As Russia’s war in Donbas enters its fifth year, it is taking soldiers’ lives not just at the front, but when they return home, exhausted and traumatized by battle.
Since 2014, at least 1,000 Ukrainian combat veterans have committed suicide due to post-traumatic stress disorder, according to lawmaker Oleksandr Tretyakov, the chairman of the Verkhovna Rada’s committee for veteran affairs.
“In Ukraine, over 1,000 persons who fought (in the war in the Donbas) have committed suicide,” Tretyakov said at a veterans conference held in Kyiv on April 24-25.
He added that the ongoing war in Donbas was causing damage even worse than that from other conflicts in which Ukrainians have been involved in recent decades, such as the Soviet-Afghan war of 1979-1989, which left tens of thousands of psychologically disturbed veterans.
“In Afghanistan, there was a kind of war in which small arms were used (mostly),” the lawmaker said. “(In the Donbas war), artillery is engaged, and naturally, all psychological traumas are largely connected with this fact. Many are suffering from shell-shock.”
Various types artillery were used in combat by Soviet troops in the Soviet-Afghan war, including 85- 122- and 152-millimeter self-propelled and towed guns, 82- or 120-millimeter mortars, and multiple launch rocket systems. There were reports of the occasional use of captured artillery pieces by the Afghan mujahideen against Soviet forces, but this was rare.
Tretyakov also said that as of April 2, 2018, up to 329,500 persons were given combatant status for participating in the so-called “Anti-Terror Operation” (ATO), the term officially used by the Ukrainian government for Russia’s war against Ukraine in the Donbas, which has been ongoing since April 2014.
In all, according to the official, Ukraine now has over 1.6 million veterans from various conflicts, starting from World War II, which is nearly 4 percent of the country’s population.
As recent official figures show, the suicide rate among demobilized Ukrainian soldiers in civilian life has doubled since last year.
Back in June 2017, Ukraine’s Minister of Interior Affairs Arsen Avakov in an op-ed for the Ukrainska Pravda media outlet claimed that as many as 500 ATO veterans had committed suicide since 2014 due to post-traumatic disorder issues.
Following this disturbing revelation, Ukraine’s Health Ministry in September 2017 created a register of combat veterans who had killed themselves. According to the lawmaker Olha Bohomolets, most of the veterans in the list were under 30 years old; they had been unemployed, and committed suicide by shooting themselves while under the influence of alcohol.
Official figures published by the Health Ministry in September 2017 showed that every third ATO veteran was receiving psychological help.
Due to the growing problem of post-combat issues among the military, the Verkhovna Rada on Feb. 27 asked the government to initiate the creation a new Ministry for the Veteran Affairs on the basis of the already existing State Service on War Veterans and Participants of the Anti-Terrorist Operation.

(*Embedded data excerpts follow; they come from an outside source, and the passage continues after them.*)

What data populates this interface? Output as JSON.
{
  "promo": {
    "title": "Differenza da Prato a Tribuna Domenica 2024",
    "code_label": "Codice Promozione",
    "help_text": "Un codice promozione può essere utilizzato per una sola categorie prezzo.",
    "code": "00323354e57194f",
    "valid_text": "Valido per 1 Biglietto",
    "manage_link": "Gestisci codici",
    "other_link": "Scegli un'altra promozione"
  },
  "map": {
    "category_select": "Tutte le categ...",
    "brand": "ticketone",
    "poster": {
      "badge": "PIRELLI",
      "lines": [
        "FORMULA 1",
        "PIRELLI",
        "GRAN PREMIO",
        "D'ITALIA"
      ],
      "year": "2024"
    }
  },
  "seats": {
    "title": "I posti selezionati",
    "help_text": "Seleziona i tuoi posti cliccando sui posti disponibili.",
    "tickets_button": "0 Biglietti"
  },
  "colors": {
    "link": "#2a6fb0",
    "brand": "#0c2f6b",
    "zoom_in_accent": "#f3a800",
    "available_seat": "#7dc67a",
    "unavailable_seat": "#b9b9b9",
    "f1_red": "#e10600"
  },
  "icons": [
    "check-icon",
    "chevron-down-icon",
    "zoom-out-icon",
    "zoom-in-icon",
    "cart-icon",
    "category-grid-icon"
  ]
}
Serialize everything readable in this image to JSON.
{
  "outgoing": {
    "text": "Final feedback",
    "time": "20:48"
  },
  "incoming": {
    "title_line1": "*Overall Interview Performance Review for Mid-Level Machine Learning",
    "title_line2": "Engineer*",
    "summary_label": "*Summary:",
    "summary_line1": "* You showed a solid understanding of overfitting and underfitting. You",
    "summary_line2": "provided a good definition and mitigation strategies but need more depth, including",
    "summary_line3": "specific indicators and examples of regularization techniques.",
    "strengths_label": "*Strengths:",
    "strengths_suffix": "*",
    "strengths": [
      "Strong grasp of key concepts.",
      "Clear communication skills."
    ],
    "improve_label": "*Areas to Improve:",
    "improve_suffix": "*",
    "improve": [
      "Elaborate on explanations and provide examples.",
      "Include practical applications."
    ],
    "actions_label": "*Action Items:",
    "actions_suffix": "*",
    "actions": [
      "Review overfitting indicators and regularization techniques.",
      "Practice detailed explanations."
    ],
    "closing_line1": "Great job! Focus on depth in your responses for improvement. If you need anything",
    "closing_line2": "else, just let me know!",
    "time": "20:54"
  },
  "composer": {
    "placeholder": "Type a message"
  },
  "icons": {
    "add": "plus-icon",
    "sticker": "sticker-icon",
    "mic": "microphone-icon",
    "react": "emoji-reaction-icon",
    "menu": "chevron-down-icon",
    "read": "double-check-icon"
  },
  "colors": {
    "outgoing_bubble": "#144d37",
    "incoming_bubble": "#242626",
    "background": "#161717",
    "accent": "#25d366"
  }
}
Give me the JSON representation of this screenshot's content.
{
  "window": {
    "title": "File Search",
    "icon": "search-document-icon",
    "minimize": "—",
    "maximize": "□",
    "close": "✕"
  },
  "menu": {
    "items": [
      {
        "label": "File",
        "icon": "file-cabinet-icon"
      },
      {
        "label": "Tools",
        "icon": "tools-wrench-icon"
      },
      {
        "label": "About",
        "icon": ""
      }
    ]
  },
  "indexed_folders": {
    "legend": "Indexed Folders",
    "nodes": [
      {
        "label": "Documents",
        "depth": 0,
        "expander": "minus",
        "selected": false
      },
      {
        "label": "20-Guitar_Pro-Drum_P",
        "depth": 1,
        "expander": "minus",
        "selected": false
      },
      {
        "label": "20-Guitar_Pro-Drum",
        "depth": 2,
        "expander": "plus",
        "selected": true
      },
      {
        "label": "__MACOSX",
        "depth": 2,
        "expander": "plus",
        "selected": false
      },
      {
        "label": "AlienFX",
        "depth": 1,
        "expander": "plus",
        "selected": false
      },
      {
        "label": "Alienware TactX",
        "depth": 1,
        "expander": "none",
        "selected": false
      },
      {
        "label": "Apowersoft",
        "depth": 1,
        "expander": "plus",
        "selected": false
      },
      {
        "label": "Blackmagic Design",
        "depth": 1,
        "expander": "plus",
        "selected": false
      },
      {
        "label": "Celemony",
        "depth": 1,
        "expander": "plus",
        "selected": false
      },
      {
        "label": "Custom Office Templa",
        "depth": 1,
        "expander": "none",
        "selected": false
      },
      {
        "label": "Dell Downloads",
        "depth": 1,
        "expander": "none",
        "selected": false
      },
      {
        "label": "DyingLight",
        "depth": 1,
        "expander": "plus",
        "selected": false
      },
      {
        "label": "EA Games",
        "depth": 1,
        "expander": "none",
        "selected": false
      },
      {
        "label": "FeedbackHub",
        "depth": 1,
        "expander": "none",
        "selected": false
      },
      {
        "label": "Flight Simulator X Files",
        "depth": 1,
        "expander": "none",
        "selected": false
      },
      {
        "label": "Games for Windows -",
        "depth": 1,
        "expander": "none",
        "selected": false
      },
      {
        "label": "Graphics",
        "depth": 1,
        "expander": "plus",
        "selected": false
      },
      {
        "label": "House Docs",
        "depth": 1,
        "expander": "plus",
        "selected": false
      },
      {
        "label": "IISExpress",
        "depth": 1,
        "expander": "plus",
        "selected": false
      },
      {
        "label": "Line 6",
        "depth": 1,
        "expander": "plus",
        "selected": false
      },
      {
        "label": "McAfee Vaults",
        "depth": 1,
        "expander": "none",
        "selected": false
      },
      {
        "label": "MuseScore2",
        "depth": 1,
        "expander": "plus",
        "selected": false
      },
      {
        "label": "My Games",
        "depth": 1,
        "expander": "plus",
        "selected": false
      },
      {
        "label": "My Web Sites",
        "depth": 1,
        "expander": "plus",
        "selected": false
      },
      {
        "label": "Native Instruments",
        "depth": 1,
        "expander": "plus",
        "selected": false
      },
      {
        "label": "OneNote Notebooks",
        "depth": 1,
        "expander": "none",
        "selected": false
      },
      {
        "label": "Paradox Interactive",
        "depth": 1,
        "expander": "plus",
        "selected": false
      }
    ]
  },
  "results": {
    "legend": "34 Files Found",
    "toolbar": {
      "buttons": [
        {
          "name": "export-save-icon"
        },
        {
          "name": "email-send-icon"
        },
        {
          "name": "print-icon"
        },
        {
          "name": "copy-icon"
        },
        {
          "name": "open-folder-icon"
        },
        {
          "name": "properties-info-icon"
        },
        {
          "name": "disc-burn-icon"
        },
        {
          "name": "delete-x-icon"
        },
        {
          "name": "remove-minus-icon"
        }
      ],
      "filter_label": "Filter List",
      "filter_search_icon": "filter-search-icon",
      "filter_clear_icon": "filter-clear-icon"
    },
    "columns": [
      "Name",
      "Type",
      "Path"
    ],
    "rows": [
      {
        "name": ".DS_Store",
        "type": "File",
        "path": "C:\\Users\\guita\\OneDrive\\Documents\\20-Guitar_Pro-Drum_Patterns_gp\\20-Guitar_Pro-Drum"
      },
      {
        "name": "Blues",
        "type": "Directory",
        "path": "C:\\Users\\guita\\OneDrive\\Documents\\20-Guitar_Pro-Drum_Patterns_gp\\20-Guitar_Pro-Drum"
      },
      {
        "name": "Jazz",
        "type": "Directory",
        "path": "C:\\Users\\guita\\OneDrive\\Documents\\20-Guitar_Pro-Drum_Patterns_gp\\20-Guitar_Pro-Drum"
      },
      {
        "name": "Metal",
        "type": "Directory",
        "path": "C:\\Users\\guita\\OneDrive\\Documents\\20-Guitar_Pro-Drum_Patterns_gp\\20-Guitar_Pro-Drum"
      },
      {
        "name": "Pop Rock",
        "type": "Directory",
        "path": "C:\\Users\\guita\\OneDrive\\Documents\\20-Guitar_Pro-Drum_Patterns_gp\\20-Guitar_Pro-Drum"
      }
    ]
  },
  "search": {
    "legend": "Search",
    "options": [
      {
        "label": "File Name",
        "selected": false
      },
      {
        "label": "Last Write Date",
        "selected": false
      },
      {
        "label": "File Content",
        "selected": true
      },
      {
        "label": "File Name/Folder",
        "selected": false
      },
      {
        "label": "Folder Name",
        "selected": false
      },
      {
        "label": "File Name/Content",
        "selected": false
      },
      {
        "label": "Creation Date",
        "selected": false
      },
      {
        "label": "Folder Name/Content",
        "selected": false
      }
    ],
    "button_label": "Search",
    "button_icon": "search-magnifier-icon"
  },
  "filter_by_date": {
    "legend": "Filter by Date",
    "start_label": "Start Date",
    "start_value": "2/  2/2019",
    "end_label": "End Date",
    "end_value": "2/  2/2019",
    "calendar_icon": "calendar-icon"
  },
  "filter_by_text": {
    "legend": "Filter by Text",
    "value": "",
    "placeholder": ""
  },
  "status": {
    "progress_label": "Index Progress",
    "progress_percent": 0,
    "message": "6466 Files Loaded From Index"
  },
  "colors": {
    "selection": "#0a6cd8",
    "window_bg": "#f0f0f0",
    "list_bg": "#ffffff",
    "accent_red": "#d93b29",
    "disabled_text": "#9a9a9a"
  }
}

According to Ivan Vinnyk, a lawmaker from the Bloc of Petro Poroshenko, the new ministry will take care of all veteran from all wars, including World War II. Lawmaker Maksym Burbak, the leader of the 81-member Narodniy Front faction in parliament, said it would be based on the model of the United States Department of Veterans Affairs.
However, the deputy chairman of the State Service on War Veterans, Vyacheslav Marchenko, has said the new ministry is unlikely to be launched until the fiscal year 2019.